In particular, the precise role of innate and adaptive immune pathways in disease progression remains poorly understood. Many patients with AC present with serum autoantibodies targeting epitopes associated with the intercalated disc as well as the desmosome. Interestingly, anti-DSG2 antibodies have been found in patients with AC with and without mutation in this gene, suggesting a shared adaptive immune response underlying advanced disease.⁴ In early stages of disease, however, susceptibility to infection was historically thought to drive the “second hits” resulting in younger age at presentation. Recent evidence from animal and cellular models suggests that reduced expression of desmosome genes is sufficient to activate a transcriptional program resulting in sterile inflammation.⁴ In patients with DAM, this background gene expression may exacerbate inflammatory triggers when combined with known clinical risk factors such as strenuous exercise.¹ These preclinical studies suggest that inhibition of innate immune pathways such as nuclear factor-κB may prevent the release of cytokines and reduce the recruitment of immune cells to cardiac tissue in cases of DAM.

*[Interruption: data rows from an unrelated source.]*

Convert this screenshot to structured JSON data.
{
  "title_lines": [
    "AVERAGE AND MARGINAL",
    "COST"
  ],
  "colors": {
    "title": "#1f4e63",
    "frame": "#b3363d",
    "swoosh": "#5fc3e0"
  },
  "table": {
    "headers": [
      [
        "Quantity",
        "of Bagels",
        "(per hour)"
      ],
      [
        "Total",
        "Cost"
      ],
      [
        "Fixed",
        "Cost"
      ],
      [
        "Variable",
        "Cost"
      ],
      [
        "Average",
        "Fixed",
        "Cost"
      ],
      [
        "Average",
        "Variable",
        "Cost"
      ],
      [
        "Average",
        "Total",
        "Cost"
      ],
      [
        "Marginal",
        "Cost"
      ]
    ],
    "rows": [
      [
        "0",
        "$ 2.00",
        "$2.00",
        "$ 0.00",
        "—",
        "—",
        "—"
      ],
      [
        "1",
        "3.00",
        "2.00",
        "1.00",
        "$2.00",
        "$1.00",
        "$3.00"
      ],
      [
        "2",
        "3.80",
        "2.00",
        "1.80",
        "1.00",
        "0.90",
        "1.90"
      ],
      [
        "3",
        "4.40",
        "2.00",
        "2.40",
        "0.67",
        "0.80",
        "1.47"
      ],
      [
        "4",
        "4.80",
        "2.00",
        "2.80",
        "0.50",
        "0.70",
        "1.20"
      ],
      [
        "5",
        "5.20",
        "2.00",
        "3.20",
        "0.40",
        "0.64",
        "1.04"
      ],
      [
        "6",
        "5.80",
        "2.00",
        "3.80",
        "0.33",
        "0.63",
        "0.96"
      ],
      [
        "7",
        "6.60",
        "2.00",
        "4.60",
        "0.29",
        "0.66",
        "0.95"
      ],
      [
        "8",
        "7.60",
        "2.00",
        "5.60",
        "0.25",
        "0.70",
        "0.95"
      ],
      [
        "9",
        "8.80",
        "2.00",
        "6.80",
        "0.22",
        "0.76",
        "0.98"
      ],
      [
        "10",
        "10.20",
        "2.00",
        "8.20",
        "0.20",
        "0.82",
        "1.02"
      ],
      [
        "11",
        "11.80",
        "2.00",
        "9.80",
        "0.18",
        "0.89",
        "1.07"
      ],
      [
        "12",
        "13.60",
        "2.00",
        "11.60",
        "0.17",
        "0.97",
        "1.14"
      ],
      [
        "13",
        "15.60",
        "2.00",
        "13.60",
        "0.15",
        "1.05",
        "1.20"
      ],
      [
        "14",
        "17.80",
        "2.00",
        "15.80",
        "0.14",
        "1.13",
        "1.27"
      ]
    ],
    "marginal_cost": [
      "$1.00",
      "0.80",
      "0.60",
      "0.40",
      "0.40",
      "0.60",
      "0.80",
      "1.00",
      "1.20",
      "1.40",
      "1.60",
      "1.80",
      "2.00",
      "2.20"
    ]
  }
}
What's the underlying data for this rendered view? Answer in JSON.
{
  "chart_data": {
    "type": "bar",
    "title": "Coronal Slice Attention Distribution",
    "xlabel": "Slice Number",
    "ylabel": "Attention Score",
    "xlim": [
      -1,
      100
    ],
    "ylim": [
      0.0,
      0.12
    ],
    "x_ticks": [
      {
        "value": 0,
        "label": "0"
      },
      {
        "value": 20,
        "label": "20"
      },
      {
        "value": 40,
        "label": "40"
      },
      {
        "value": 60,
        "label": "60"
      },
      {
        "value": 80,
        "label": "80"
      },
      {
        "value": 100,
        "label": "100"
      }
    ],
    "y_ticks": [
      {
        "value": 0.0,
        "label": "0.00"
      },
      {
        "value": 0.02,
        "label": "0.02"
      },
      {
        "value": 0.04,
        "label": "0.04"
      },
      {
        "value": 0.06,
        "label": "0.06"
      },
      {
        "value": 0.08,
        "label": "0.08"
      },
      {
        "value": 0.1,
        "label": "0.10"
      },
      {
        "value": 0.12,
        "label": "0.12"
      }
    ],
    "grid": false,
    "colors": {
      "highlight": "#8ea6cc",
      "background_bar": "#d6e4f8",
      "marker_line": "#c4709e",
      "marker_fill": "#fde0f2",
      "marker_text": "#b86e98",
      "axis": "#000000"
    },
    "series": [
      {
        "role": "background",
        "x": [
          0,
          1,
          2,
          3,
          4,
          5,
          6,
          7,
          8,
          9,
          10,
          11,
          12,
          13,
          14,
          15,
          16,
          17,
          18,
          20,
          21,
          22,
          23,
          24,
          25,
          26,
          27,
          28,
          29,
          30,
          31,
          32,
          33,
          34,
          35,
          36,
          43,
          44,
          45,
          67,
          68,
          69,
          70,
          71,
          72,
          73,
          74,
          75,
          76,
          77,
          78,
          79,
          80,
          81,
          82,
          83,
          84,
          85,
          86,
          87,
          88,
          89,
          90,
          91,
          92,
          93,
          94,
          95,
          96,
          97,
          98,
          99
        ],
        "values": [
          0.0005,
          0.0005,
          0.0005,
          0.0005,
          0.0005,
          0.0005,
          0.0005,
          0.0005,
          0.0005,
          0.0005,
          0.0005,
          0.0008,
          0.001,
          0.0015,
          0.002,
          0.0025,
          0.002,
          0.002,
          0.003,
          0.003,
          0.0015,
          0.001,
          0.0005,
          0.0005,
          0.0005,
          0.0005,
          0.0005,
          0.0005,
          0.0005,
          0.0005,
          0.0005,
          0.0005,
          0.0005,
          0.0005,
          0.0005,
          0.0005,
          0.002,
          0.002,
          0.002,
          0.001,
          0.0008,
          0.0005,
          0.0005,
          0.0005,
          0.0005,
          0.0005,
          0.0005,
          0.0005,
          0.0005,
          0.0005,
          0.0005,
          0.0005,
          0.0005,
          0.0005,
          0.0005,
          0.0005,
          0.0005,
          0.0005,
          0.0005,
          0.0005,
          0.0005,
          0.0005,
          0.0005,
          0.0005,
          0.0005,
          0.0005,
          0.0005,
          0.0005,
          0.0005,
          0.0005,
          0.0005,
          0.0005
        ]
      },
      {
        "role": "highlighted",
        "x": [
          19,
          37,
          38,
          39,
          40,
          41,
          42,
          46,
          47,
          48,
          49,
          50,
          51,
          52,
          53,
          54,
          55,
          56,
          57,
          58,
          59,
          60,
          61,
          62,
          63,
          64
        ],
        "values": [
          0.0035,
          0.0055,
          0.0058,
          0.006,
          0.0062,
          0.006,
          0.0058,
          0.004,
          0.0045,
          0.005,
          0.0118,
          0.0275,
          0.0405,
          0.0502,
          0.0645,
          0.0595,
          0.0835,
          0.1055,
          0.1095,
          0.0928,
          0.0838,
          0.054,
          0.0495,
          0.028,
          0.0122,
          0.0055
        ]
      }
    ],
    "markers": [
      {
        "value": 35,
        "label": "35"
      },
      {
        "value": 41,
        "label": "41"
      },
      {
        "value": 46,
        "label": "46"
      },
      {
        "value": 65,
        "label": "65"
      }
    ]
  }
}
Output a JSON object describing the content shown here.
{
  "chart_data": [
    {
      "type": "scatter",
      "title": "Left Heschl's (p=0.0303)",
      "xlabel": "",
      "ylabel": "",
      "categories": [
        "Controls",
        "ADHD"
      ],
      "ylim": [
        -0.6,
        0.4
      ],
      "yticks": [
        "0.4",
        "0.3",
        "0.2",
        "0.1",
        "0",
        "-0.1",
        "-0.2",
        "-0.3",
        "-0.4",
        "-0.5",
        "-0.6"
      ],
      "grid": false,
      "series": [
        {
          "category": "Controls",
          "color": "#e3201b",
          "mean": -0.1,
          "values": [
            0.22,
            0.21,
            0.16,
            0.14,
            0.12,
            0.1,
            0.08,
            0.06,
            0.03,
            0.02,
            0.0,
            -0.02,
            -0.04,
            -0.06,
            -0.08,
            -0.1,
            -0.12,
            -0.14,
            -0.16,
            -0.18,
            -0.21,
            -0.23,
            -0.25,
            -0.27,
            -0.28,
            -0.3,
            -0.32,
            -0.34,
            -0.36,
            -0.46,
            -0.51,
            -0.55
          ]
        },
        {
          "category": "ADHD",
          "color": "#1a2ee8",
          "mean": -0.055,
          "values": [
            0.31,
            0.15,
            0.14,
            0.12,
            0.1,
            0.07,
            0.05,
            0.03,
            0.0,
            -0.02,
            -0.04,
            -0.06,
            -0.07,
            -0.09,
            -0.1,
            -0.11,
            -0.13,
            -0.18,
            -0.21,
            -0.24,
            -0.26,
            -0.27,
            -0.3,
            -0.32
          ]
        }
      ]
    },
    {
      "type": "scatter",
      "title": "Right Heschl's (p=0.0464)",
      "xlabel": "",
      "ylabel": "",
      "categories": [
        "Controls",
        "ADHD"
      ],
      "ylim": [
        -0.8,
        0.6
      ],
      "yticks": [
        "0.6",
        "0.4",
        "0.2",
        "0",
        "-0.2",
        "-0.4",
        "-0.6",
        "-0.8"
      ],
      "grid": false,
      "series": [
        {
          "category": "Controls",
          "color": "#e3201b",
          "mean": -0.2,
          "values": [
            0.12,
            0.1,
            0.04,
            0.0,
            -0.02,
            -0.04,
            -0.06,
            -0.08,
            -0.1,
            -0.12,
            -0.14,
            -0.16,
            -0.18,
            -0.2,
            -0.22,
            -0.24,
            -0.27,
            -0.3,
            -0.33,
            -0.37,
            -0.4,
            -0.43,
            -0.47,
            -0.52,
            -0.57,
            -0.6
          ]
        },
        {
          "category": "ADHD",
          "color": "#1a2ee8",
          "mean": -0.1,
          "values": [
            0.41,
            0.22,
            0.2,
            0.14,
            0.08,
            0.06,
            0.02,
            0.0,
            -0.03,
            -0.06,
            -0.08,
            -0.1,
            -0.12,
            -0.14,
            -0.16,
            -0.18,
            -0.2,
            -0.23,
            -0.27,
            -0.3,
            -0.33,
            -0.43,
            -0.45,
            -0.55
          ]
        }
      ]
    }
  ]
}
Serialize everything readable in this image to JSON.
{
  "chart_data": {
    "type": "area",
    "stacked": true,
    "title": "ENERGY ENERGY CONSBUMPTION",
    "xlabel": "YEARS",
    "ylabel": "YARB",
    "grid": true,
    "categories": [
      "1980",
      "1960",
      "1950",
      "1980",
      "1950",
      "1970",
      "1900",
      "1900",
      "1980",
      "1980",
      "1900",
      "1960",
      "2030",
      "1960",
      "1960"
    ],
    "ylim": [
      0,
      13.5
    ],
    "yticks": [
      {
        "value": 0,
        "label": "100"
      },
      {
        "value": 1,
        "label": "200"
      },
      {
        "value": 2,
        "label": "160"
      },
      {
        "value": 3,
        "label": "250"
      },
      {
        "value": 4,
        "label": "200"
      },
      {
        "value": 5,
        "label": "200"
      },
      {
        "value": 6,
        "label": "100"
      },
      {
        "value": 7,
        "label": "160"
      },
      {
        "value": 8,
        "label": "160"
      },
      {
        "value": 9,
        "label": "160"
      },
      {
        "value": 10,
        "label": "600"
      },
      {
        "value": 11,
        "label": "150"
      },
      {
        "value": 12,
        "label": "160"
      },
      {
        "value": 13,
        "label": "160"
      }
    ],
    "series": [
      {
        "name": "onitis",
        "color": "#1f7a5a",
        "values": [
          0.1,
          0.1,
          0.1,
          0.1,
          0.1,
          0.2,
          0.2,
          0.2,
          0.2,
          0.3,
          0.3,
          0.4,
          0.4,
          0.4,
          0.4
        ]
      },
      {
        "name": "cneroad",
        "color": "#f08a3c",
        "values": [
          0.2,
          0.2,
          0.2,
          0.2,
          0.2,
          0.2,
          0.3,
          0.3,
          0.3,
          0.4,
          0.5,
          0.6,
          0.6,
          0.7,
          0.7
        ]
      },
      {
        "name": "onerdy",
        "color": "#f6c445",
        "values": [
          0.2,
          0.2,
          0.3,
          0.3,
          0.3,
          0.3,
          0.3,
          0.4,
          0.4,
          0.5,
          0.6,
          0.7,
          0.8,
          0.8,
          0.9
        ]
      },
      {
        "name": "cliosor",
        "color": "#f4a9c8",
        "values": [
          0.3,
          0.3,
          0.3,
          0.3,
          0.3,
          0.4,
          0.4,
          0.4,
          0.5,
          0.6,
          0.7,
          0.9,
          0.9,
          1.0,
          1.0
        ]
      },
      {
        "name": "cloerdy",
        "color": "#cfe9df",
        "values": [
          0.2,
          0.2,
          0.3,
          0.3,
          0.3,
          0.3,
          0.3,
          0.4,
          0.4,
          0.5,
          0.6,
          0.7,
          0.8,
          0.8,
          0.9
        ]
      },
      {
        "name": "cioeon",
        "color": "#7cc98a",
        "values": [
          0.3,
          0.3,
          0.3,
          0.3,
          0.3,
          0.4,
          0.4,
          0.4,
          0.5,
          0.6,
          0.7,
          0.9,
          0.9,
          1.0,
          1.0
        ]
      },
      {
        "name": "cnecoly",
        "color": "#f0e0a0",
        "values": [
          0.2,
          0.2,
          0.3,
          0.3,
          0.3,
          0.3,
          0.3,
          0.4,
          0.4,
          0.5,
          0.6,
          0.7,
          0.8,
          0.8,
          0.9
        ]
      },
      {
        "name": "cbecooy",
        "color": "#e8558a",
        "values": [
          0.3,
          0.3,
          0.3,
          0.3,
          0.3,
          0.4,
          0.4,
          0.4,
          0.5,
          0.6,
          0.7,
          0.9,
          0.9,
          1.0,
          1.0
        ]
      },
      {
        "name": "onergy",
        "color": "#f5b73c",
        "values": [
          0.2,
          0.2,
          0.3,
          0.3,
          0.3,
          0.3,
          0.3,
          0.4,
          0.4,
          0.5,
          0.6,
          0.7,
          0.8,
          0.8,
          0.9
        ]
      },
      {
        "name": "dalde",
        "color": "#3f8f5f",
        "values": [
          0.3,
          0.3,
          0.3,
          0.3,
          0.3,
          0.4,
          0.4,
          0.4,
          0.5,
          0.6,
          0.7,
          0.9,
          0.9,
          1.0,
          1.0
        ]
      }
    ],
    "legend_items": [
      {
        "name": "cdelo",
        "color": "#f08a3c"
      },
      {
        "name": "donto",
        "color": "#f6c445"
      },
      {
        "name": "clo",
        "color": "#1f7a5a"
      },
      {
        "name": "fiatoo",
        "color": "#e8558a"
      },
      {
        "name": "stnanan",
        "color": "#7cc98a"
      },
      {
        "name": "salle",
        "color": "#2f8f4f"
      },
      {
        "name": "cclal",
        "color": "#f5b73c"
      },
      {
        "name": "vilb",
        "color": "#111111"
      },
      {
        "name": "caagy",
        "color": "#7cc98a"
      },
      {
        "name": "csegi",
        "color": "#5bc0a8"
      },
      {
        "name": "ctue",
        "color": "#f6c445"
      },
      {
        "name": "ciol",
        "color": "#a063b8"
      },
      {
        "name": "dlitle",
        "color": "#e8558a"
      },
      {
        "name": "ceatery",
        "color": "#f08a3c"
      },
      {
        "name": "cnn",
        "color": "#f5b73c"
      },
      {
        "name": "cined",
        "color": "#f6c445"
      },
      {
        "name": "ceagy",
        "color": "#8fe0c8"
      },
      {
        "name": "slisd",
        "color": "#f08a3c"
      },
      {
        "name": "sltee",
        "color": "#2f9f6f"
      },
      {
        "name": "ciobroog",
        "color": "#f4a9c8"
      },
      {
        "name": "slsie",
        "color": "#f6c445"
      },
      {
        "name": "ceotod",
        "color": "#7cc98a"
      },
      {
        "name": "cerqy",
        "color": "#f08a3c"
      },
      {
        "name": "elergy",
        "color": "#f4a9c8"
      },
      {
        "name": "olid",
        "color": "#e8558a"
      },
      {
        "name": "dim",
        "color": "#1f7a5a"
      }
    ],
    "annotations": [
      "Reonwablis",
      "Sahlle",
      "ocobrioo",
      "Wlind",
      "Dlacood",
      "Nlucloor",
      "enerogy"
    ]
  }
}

DSP mutations are also associated with inflammatory skin diseases ranging from severe diseases like epidermis bullosa to milder disorders like eczema. DSP and desmosomes are highly expressed in skin, an important barrier for infection. The overlap of DSP mutations with palmoplantar hyperkeratoma and wooly hair with cardiomyopathy is well established. Dry or flaky skin, or hyperkeratosis, can be seen in DSP mutations and may be overlooked in patients with cardiomyopathy. Broad immunosuppression, including topical steroids, can be effective, but newer targeted immune therapies are available to treat these skin disorders. Ustekinumab, a monoclonal antibody that targets interleukin-12 and interleukin-23, has been used to treat DSP-related skin disease.⁵ At this point, there is only anecdotal evidence to support utility for immunosuppression in DSP-related myocarditis, with the most common agent being glucocorticoid steroids, typically before the recognition of the genetic contribution to disease. Going forward, evaluating the relevant immune dysregulation and cell type responsible should be a high priority because there are a wealth of agents that could be used.

Myocarditis has a unique presentation but a range of etiologies, and clinicians now need to include a careful consideration of the genetic contributions to myocarditis. Genetic testing for cardiomyopathy and arrhythmias should be included in the clinical workflow, alongside a family history for myocarditis and sudden cardiac death. When a genetic contribution is identified, this identifies a patient at greater risk for recurrence of myocarditis and ventricular arrhythmias.